Lauseng explains that while the arts district has specific geographic boundaries within Silver City, the "cultural plan extends to the broader Grant County area." The latter also stresses a multicultural approach that will include the publication of materials in Spanish as well as English.
"We also want to cut down on conflict between competing events in the region," she says. "If we get people looking ahead at certain scheduling dates we can. . . see whatever everybody else is doing. Part of community involvement means sharing information about what's going on."
Sharing images of "what makes Grant County unique or authentic" is another undertaking helmed by Lauseng through her office's Big Picture Project. Photos submitted by local residents are showcased at a website, www.bigpicturesilvercity.com, under three categories of cultural significance: objects, activities and places. Contributions continue to be welcomed as long as they represent something that still exists in the county.
Yet another initiative involves making greater use of Silver City's local TV outlets, distributed via cable and a low-power TV station, to showcase the work of area artists as well as art-related events. "We are encouraging this," Lauseng says, "as a way to give more exposure to the interesting things people here are doing."
The team of consultants that helped to develop the new Arts & Cultural District Plan highlighted several areas of particular concern. These included a "pressing need for a community cultural center," the desire for "a stronger connection between Western New Mexico University and downtown," upgrading of "signage guiding travelers," possible development of the Big Ditch as a "pedestrian-oriented connector for arts and cultural venues," and adoption of a proposed "Artist Live/Work ordinance" to legalize the practice of artists living in downtown studio spaces. The same study concluded, in Lauseng's words, "that there are a lot of tight-knit groups here as well as isolated groups and individuals. We want to connect them more, because a lot of people don't know what's available or how they can work together with others."
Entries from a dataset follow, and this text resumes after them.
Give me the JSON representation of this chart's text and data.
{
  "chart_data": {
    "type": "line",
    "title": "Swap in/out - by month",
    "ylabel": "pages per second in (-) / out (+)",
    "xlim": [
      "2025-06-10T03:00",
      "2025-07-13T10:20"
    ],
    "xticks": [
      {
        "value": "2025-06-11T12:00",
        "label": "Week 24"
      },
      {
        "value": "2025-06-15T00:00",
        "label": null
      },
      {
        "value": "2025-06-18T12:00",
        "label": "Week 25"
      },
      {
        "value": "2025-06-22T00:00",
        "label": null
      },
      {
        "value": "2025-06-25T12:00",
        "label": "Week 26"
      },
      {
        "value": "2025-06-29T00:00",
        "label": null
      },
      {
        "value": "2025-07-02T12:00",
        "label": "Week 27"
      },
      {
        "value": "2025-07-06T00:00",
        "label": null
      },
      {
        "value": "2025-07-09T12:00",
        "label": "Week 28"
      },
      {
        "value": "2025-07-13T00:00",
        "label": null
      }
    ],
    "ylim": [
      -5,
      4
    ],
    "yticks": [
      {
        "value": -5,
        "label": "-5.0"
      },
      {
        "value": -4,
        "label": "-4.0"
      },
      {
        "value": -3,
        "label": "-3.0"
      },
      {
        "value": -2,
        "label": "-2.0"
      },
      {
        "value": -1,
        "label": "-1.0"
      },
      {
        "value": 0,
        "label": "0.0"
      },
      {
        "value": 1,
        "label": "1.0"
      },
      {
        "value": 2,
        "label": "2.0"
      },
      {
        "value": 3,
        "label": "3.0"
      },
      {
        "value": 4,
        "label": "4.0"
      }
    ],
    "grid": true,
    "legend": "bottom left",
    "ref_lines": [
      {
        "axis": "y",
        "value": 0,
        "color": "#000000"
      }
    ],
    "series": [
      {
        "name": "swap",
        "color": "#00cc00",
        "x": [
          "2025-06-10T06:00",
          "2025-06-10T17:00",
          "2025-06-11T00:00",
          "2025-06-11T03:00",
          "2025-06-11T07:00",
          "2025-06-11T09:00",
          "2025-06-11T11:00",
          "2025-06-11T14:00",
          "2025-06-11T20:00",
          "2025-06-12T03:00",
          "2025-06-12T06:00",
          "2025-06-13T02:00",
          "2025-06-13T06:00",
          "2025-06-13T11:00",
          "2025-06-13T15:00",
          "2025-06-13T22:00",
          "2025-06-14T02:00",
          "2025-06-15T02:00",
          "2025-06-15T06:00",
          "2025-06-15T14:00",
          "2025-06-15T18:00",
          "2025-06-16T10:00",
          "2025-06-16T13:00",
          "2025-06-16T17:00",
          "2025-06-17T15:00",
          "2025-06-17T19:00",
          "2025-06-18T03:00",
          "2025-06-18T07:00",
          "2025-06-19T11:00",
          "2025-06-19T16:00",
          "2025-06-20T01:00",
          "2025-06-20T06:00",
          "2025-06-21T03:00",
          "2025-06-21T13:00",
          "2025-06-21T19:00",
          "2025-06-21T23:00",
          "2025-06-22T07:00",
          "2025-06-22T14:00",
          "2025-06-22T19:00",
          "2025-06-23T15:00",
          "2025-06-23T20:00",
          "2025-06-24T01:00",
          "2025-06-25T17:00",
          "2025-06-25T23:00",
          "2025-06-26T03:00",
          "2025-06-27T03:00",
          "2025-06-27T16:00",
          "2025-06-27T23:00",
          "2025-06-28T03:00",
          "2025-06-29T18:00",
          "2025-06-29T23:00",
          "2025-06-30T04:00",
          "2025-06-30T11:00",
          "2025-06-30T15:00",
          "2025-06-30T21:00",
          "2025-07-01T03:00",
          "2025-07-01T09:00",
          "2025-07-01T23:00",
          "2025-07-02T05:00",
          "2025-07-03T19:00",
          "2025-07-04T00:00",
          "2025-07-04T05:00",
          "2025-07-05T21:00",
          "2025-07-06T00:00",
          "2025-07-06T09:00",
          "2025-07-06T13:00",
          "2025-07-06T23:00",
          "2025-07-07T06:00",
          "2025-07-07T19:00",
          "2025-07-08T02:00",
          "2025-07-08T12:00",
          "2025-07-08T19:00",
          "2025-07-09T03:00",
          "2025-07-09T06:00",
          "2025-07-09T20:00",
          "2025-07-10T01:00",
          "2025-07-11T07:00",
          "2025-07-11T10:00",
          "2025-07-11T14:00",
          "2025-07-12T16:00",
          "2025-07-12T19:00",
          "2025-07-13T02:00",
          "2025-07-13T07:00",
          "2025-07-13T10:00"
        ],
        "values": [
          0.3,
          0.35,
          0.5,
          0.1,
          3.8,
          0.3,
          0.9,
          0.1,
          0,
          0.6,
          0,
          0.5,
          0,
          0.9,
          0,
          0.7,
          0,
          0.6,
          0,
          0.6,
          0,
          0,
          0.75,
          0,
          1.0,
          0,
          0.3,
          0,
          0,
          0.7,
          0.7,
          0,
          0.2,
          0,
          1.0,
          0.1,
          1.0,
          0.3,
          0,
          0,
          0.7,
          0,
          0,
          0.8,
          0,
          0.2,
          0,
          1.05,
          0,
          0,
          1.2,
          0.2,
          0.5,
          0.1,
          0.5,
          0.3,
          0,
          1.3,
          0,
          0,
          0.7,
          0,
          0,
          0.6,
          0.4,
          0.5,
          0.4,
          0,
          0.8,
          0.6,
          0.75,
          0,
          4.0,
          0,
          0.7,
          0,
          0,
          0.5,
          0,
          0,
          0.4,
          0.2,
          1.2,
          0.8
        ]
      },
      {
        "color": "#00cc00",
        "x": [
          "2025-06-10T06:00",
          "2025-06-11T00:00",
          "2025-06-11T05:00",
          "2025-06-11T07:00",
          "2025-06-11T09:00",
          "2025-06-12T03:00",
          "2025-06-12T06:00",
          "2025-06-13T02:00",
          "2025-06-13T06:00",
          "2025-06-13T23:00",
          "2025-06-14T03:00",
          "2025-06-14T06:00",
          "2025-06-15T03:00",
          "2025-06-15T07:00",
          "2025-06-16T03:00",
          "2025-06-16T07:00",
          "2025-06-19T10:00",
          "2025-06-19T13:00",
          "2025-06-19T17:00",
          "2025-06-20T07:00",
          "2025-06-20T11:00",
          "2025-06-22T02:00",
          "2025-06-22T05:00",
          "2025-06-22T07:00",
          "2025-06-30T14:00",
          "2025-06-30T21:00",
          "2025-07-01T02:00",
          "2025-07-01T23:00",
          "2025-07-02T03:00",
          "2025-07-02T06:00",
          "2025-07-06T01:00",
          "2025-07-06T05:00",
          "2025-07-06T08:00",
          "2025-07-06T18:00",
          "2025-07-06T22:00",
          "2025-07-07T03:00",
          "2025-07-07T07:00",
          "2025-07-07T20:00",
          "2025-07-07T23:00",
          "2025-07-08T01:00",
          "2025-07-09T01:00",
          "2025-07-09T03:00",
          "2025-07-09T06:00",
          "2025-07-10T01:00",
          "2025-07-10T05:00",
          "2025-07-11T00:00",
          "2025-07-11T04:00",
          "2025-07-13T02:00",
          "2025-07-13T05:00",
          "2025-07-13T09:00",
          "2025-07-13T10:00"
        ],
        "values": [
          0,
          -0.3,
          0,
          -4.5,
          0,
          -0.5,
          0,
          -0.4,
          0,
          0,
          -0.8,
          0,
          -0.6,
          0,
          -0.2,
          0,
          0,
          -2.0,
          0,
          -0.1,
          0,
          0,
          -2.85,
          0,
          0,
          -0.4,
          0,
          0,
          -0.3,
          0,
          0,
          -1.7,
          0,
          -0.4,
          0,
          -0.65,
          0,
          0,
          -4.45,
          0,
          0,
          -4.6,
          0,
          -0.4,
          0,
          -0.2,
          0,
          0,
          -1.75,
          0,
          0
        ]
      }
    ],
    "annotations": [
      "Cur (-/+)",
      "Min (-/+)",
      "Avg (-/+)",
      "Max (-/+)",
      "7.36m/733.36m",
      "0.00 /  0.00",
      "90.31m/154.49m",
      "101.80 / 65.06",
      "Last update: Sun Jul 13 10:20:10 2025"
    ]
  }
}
Lauseng hesitates to generalize about what draws creative types to Grant County — "Everybody makes a decision based on his or her unique desires or dreams" — but her own experience is illustrative. After growing up in Watertown, South Dakota, and living for many years in Manhattan, Kansas, she and her husband, a retired Kansas State University art professor, went "town shopping" in the Mountain West. Apparently, they'd had enough cold winters and flat horizons. They considered various other states — and parts of New Mexico — before driving into Silver City on a rainy July afternoon in 2003.
"From the day we arrived," Lauseng remembers, in a wistful tone, "this seemed like the perfect place for us. [The qualities that] made it attractive were the small-town atmosphere, friendly people, wonderful climate and beautiful sunsets." The couple moved permanently to Silver City less than two months later and still rave about the town: "We just absolutely love being here. It feels like home."